During the First World War, Ross mentored a group of young, mostly homosexual, poets and artists including Siegfried Sassoon and Wilfred Owen. He was also a close friend of Wilde's sons Vyvyan Holland and Cyril Holland.

In early 1918, during the German spring offensive, Noel Pemberton Billing, a right-wing member of Parliament, published an article entitled "The Cult of the Clitoris" in which he accused members of Ross's circle of being among 47,000 homosexuals who were betraying the nation to the Germans. Maud Allan, an actress who had played Wilde's Salome in a performance authorised by Ross, was identified as a member of the "cult". She unsuccessfully sued Billing for libel, causing a national sensation in Britain. The incident brought embarrassing attention to Ross and his associates.

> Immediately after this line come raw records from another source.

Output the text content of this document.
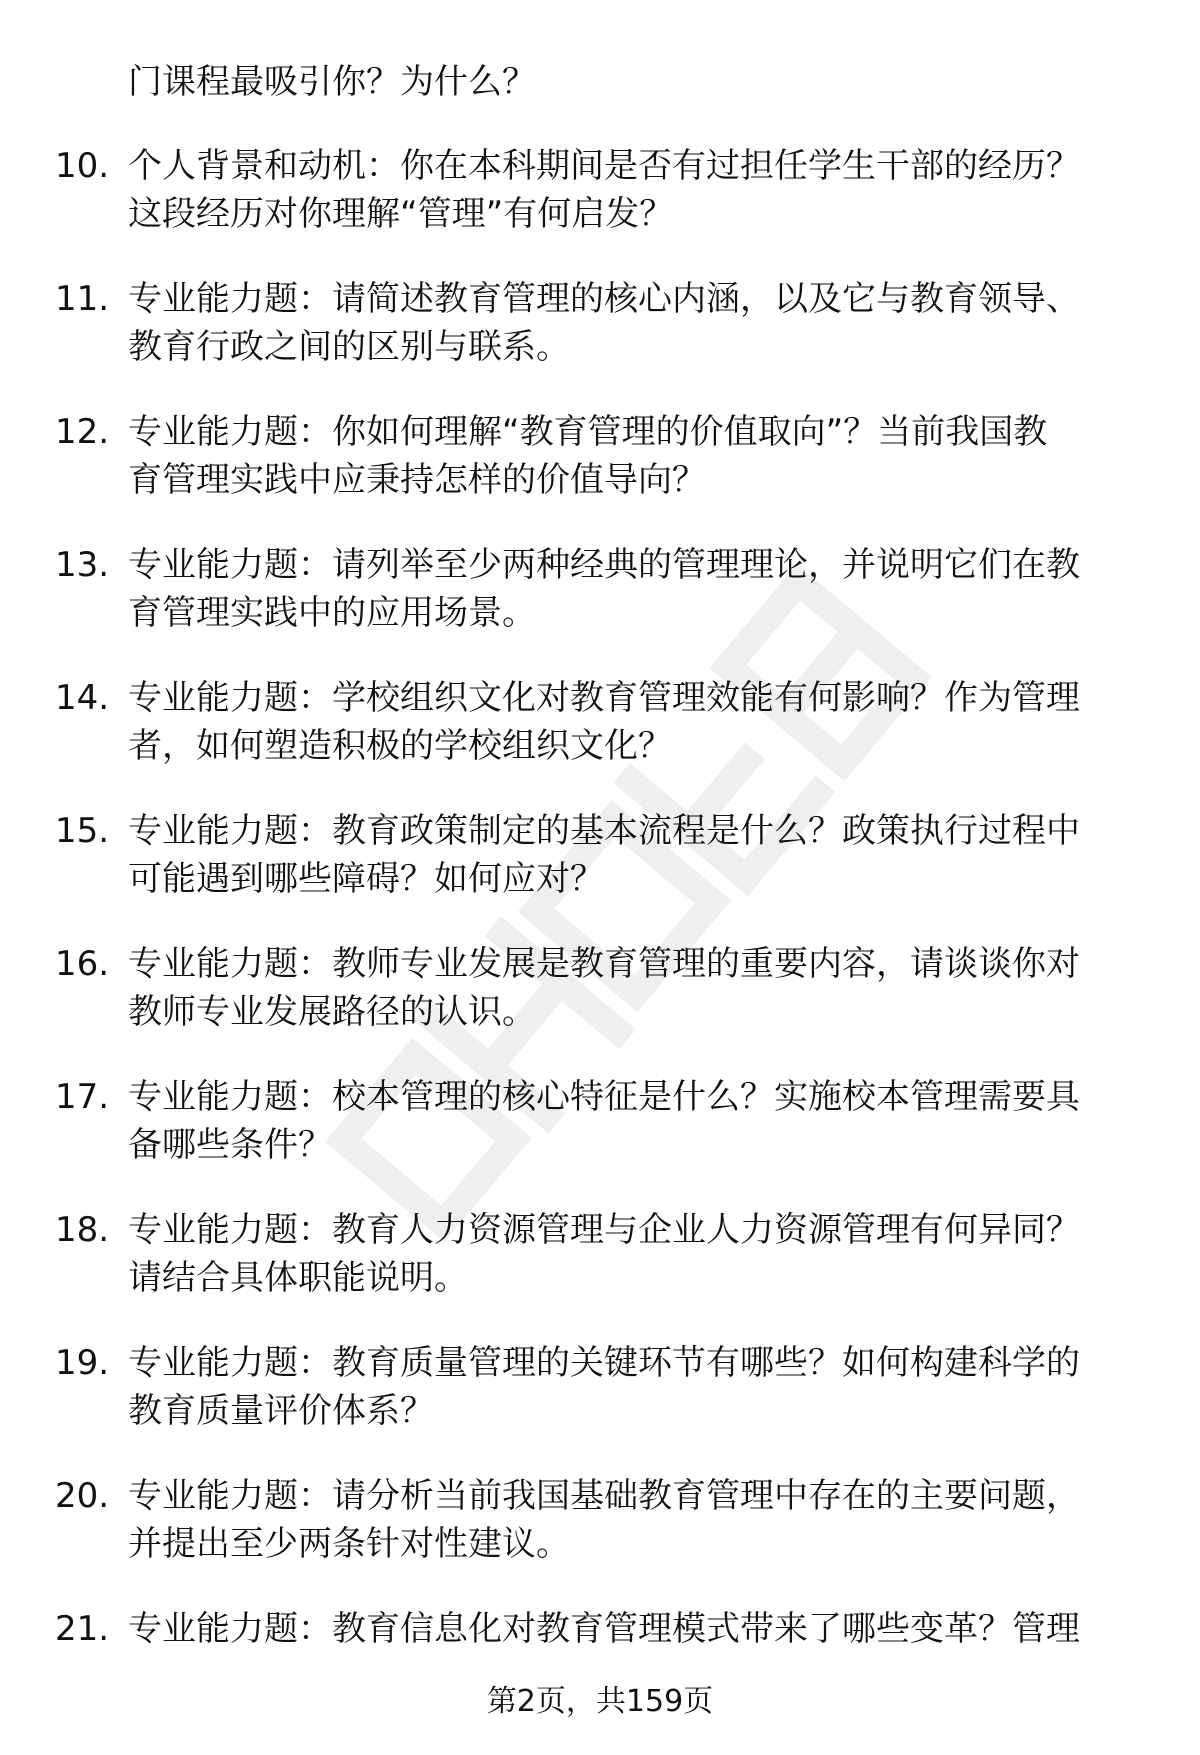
门课程最吸引你？为什么？
10. 个人背景和动机：你在本科期间是否有过担任学生干部的经历？
这段经历对你理解“管理”有何启发？
11. 专业能力题：请简述教育管理的核心内涵，以及它与教育领导、
教育行政之间的区别与联系。
12. 专业能力题：你如何理解“教育管理的价值取向”？当前我国教
育管理实践中应秉持怎样的价值导向？
13. 专业能力题：请列举至少两种经典的管理理论，并说明它们在教
育管理实践中的应用场景。
14. 专业能力题：学校组织文化对教育管理效能有何影响？作为管理
者，如何塑造积极的学校组织文化？
15. 专业能力题：教育政策制定的基本流程是什么？政策执行过程中
可能遇到哪些障碍？如何应对？
16. 专业能力题：教师专业发展是教育管理的重要内容，请谈谈你对
教师专业发展路径的认识。
17. 专业能力题：校本管理的核心特征是什么？实施校本管理需要具
备哪些条件？
18. 专业能力题：教育人力资源管理与企业人力资源管理有何异同？
请结合具体职能说明。
19. 专业能力题：教育质量管理的关键环节有哪些？如何构建科学的
教育质量评价体系？
20. 专业能力题：请分析当前我国基础教育管理中存在的主要问题，
并提出至少两条针对性建议。
21. 专业能力题：教育信息化对教育管理模式带来了哪些变革？管理
第2页，共159页
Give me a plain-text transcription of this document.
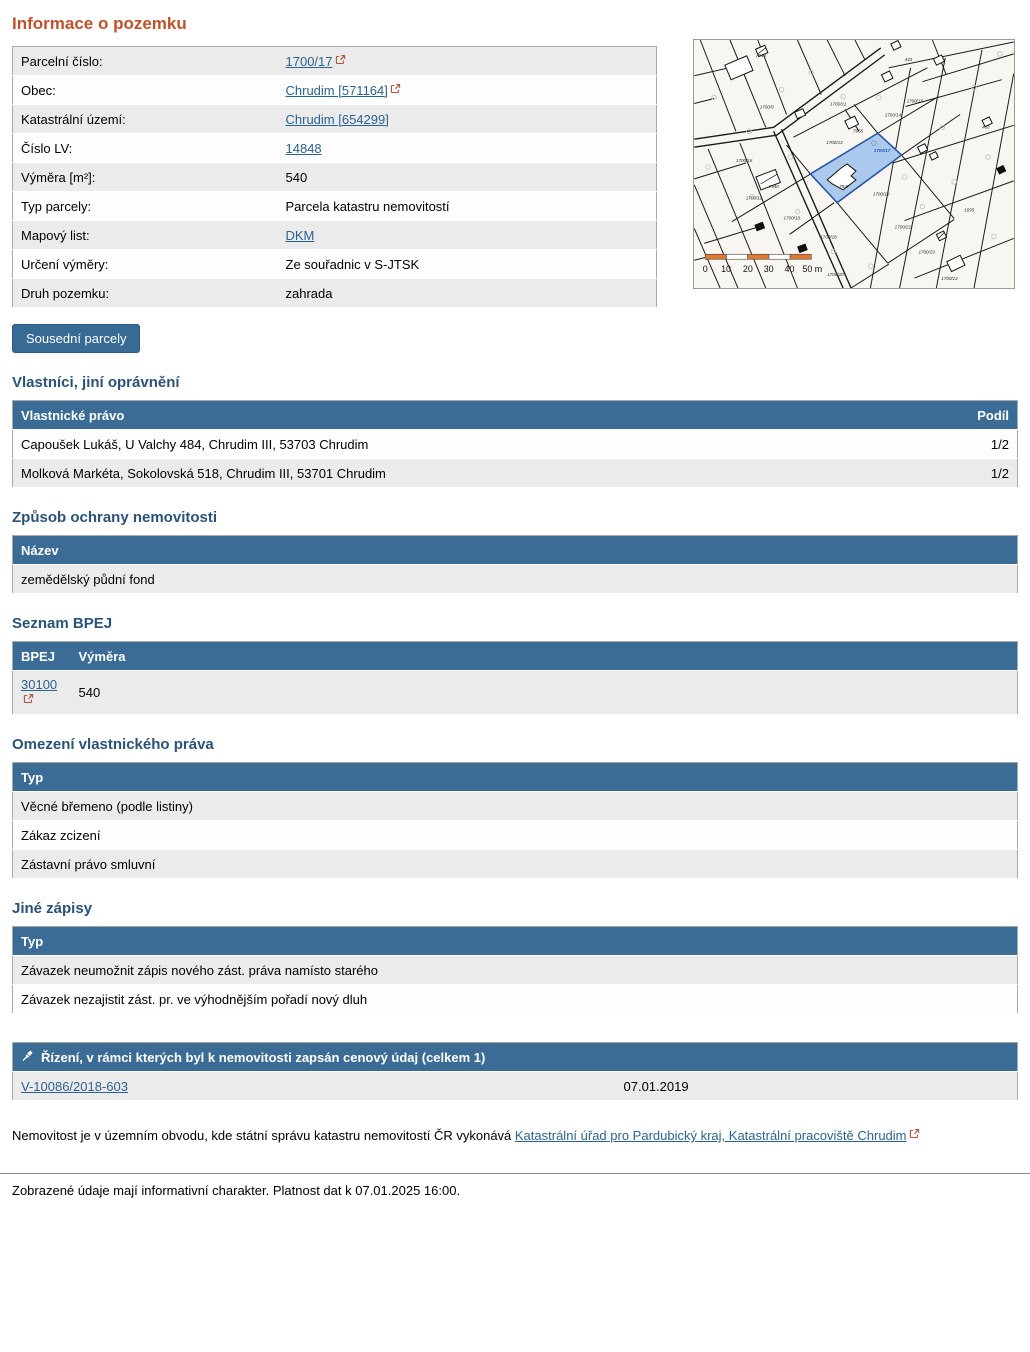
Informace o pozemku
Parcelní číslo:	1700/17
Obec:	Chrudim [571164]
Katastrální území:	Chrudim [654299]
Číslo LV:	14848
Výměra [m²]:	540
Typ parcely:	Parcela katastru nemovitostí
Mapový list:	DKM
Určení výměry:	Ze souřadnic v S-JTSK
Druh pozemku:	zahrada
7943
433
1700/9
1700/11
7965
1700/13
1700/14
1700/15
1700/17
7947
1700/16
7940
1700/12
1700/10
1700/19
1700/18
1700/21
1700/20
1700/23
1700/22
1695
463
0 10 20 30 40 50 m
Sousední parcely
Vlastníci, jiní oprávnění
Vlastnické právo	Podíl
Capoušek Lukáš, U Valchy 484, Chrudim III, 53703 Chrudim	1/2
Molková Markéta, Sokolovská 518, Chrudim III, 53701 Chrudim	1/2
Způsob ochrany nemovitosti
Název
zemědělský půdní fond
Seznam BPEJ
BPEJ	Výměra
30100	540
Omezení vlastnického práva
Typ
Věcné břemeno (podle listiny)
Zákaz zcizení
Zástavní právo smluvní
Jiné zápisy
Typ
Závazek neumožnit zápis nového zást. práva namísto starého
Závazek nezajistit zást. pr. ve výhodnějším pořadí nový dluh
Řízení, v rámci kterých byl k nemovitosti zapsán cenový údaj (celkem 1)

V-10086/2018-603	07.01.2019

Nemovitost je v územním obvodu, kde státní správu katastru nemovitostí ČR vykonává Katastrální úřad pro Pardubický kraj, Katastrální pracoviště Chrudim

Zobrazené údaje mají informativní charakter. Platnost dat k 07.01.2025 16:00.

Ross died suddenly on 5 October 1918 in London where he was preparing to travel to Melbourne to open an exhibition at the National Gallery of Victoria.

In 1950, on the 50th anniversary of Wilde's death, an urn containing Ross's ashes was placed into Wilde's tomb in Père Lachaise Cemetery in Paris.

==Ross's work==
Ross was able to rely on an allowance and then an inheritance from his wealthy family, leaving him free to pursue his interests. His main contribution to literature lies in his work, not only as Wilde's executor, but also, earlier, as a friendly but critical reader of many of Wilde's texts. If Ross is to be believed, he frequently suggested changes and improvements.

Ross also tried his hand as a writer. He provided an introduction to Wilde's play Salome. His book Masques and Phases is a collection of previously published short stories and reviews. As an art critic, Ross was highly critical of the post-impressionist painters. Ross also wrote a book about Aubrey Beardsley.

==Appearances in media==
- Florence Earle Coates dedicated her poem To R. R.: On Rereading the "De Profundis" of Oscar Wilde (1912) to him.
- Ross has a brief appearance in the Pat Barker novel The Eye in the Door. His part in Noel Pemberton Billing's agitation against him and his circle is mentioned throughout as a backdrop to the main story.
- The protagonist of Timothy Findley's novel The Wars (1977) is named after him. The historical Ross appears as a character in Findley's novel Pilgrim.
- In films he has been portrayed by Dennis Price in Oscar Wilde (1960), Emrys Jones in The Trials of Oscar Wilde (1960), Michael Sheen in Wilde (1997), Edwin Thomas in The Happy Prince (2018), and by Simon Russell Beale in Benediction (2022).
- Ross is a major character in David Hare's play The Judas Kiss (1998).
- Robert Ross has a major role in Dave Sim's graphic novel Melmoth, which chronicles the final days and death of Wilde.